Hendricks: Nein, wir werden keinen Rabatt geben. Das kann auch für die Zukunft nicht sein. Wir müssen ja dann in einem weiteren Schritt das sogenannte burden sharing machen. Also die EU hat ja schon einen Vorschlag vorgelegt, welches Mitgliedsland welche Beiträge leisten muss, damit wir als EU insgesamt minus 40 Prozent CO2-Ausstoß bis 2030 hinbekommen.

Dass da unterschiedliche Beiträge zu leisten sind, ist sowieso schon klar, denn wir in Deutschland wollen und müssen bis zum Jahr 2030 minus 55 Prozent hinbekommen. Das hat immer auch mit den technologischen Möglichkeiten zu tun. Und die sind natürlich auch sehr unterschiedlich innerhalb der EU. Aber es kann sich niemand einfach hinter dem Rücken der anderen verstecken.

Deutschlandfunk: Können Sie heute sagen, auf EU-Ebene wird es auf alle Fälle so sein, dass nicht wieder manche Länder mehr Anstrengungen leisten als andere?

Hendricks: Doch, es wird so sein, dass manche Länder mehr Anstrengungen leisten als andere, weil manche Länder es auch einfach besser können. Das ist nicht nur Deutschland, das ist auch Großbritannien, das ist auch Österreich, das sind auch die skandinavischen Mitgliedsstaaten. Manche Länder leisten mehr als andere. So ist es, und das ist auch nicht neu.

Deutschlandfunk: Wie gerecht ist das denn?

Hendricks: Das ist deswegen gerecht, weil es ja auch nach den jeweiligen Möglichkeiten geht. Ein Land, das in der Lage ist, technologisch voranzuschreiten und auch die finanziellen Möglichkeiten dafür hat, ist dann auch verpflichtet, es zu tun. Wir sind diese Verpflichtung rechtlich schon eingegangen, dass wir minus 55 Prozent liefern, wir als größtes Industrieland in der EU. Und das ist ein wesentlicher Anteil dessen, dass wir insgesamt die minus 40 Prozent schaffen.

Deutschlandfunk: Von Ihren ursprünglichen Plänen ist eigentlich nur noch eine abgespeckte Version übrig. Wie soll Deutschland mit dieser Version die Klimaschutzziele überhaupt noch erreichen?

Hendricks: Ich bin sehr zuversichtlich, dass wir die Klimaschutzziele erreichen. Beim Klimaschutz bleibt ja ein Zeitraum von 35 Jahren bis zum Jahr 2050. Wir haben noch keine Gesetzesvorschläge gemacht, sondern wir beschreiben einen Weg, der in den nächsten Jahren und Jahrzehnten gegangen werden soll.
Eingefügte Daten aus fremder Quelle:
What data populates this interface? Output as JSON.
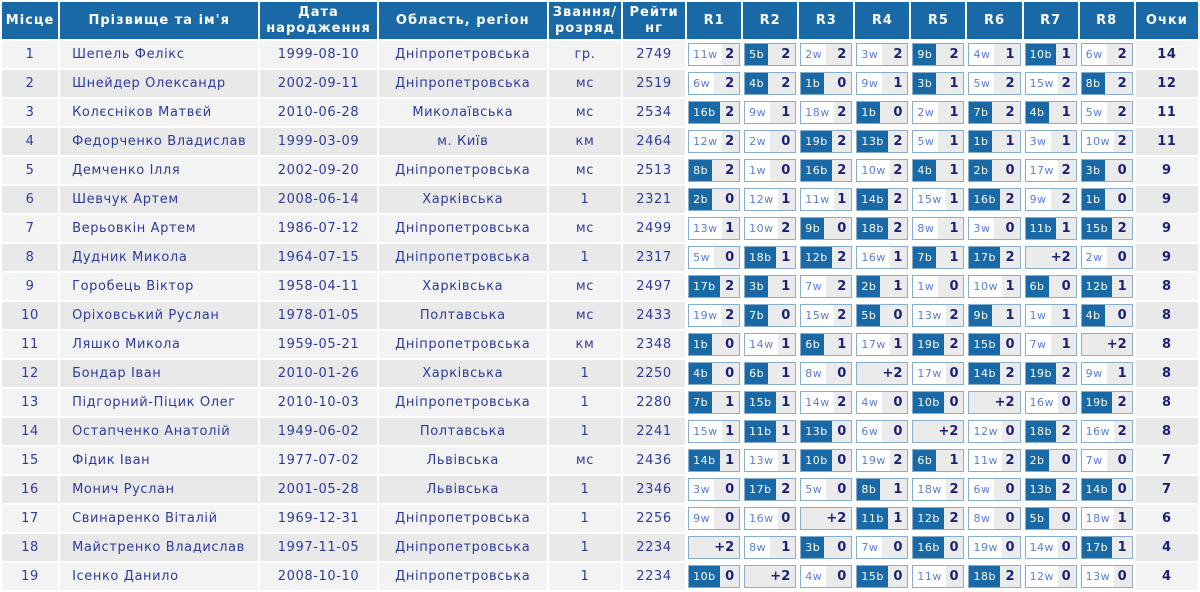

Da wird es natürlich auch noch neue technologische Entwicklungen geben. Da kann es auch sein, dass wir zwischendurch nochmal nachjustieren müssen.

Es geht darum, der ganzen Gesellschaft klarzumachen, dass wir einen Transformationsprozess vor uns haben. Weg von den fossilen Energieträgern bedeutet, dass wir eine wirkliche Umstellung in Wirtschaft und Gesellschaft haben werden, was aber nicht heißt, dass es hinterher schlechter ist. Es wird anders sein als jetzt gerade, und es wird gerade Deutschland mit seinen großen technologischen Möglichkeiten in eine Vorreiterrolle bringen. Wenn wir, wie sonst auch, wieder vier, fünf, sechs Jahre früher mit unseren Technologien am Markt sind als die anderen, ist das genau der Vorteil, den die deutsche Wirtschaft hat. Und den will ich auch erhalten.